The Rubaiyaat also has power over Persia through the actions of its readers. Mirza Reza, after having just escaped to Constantinople from imprisonment in the dungeons of Persia, decides to travel back to Persia in search of one object: the Rubaiyaat. Mirza Reza “said he wanted to retrieve the Khayyam Manuscript and that nothing else interested him” (Maalouf 177). The promise of uncovering the secrets of the Rubaiyaat also causes Benjamin Lesage to travel to the East. He makes “the trip from Paris to Constantinople, a trip of seventy hours by train across three empires, in order to ask after a manuscript, an old poetry book, a pathetic bundle of papers in a tumultuous Orient” (Maalouf 171).
However, this voyage, provoked by Lesage’s fascination with the manuscript, has effects that are anything but pathetic. Lesage carries a letter written by Jamal al-Din in Constantinople to Mirza Reza in Tehran. This letter introduces Lesage, compels Reza to finally find the manuscript, and provokes Mirza Reza to commit a historic act. When Reza assassinates the Shah of Persia only a few days later, both the Manuscript of Khayyam and the letter from Jamal al-Din are found in his possession. It is impossible to tell precisely what influence the Rubaiyaat had on this murder, but it is clear at least that Mirza Reza would never have come back to Persia, and the Shah would not have been assassinated, without the Rubaiyaat’s presence. Lesage later plays an instrumental role in the Persian Constitutional Revolution and the 1908 Siege of Tabriz (“History of Iran.”), which, again, would not have occurred if Lesage had not had such an “intense desire to be able to leaf through [the Rubaiyaat] one day and to study its contents closely” (Maalouf 175). Power need not be blatant and direct. Often it is a guiding force, as is the case here.

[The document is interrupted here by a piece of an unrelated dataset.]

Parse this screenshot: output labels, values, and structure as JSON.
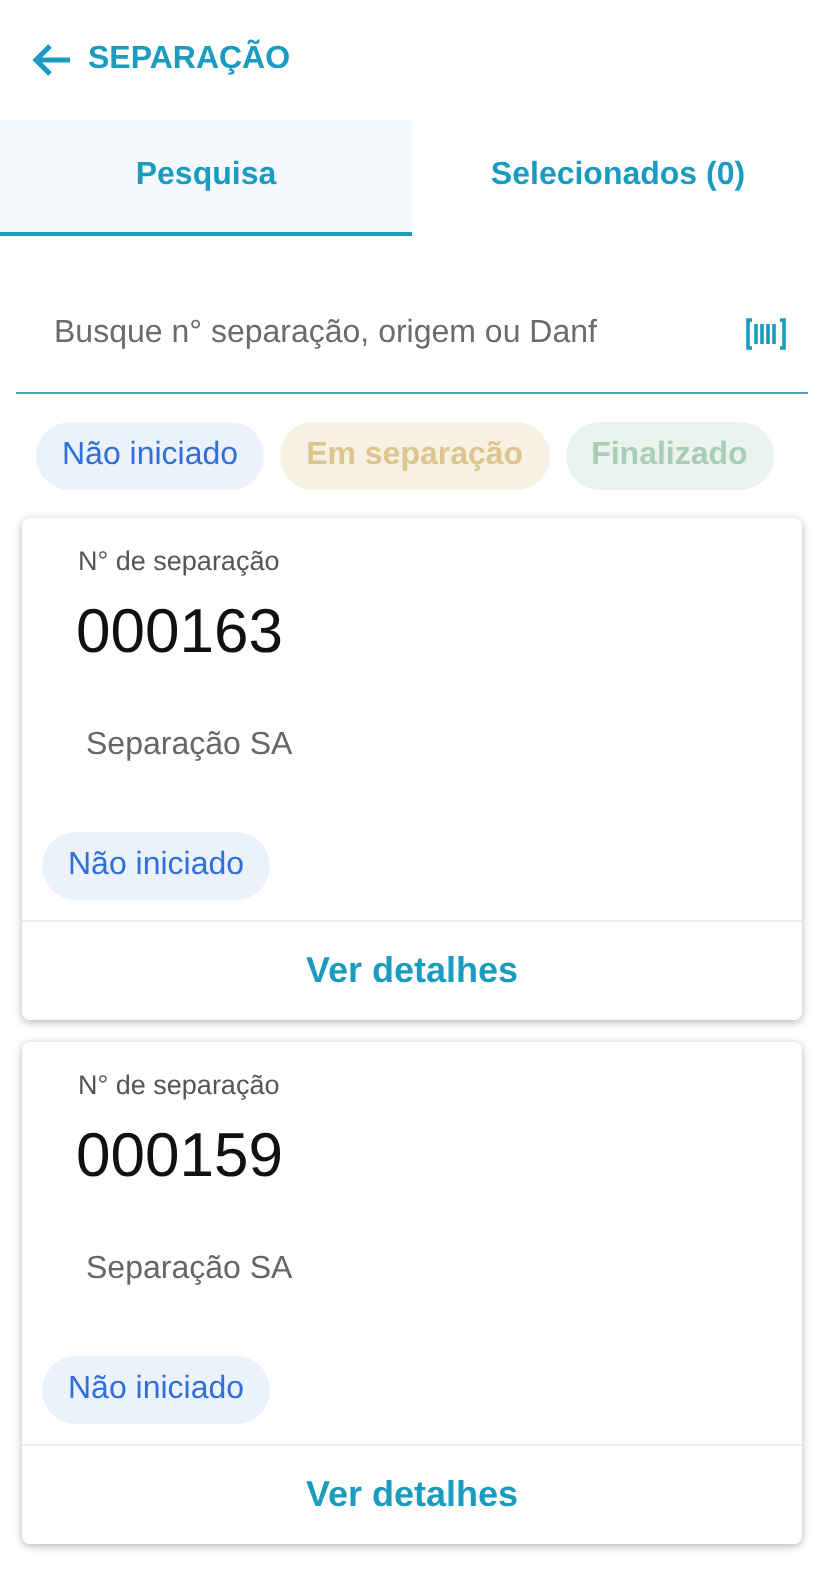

What makes great poetry valuable? Perhaps the answer is that it contains timeless meanings. Its words captivate and shed light upon the lives of people in different countries, in different centuries. The Rubaiyaat takes hold of the life and heart of its author, Omar Khayyam, and then, that of Benjamin Lesage. As Lesage says, “For years, ever since I learnt that this book existed, I have lived for nothing else. It has led me from adventure to adventure, its world has become mine, and its guardian my beloved” (Maalouf 269). It is the influence, the power, of great literature that makes it valuable. Poems that can provoke any emotion in their reader, that can lead them to the ends of the earth, are valuable. Books that stay relevant, like both the Rubaiyaat and Shakespeare’s works, are valuable. As Khayyam wrote:
A drop of water fell into the sea.
A speck of dust came floating down to earth.
What signifies your passage through this world?
A tiny gnat appears – and disappears. (Maalouf 146)
Humans live and then die. Mountains rise and then fall. The world is changed by time.
But the rubaiyaat of Omar Khayyam persist.
Maalouf, Amin, and Russell Harris. Samarkand: A Novel. New York: Interlink Books, 2004. Print.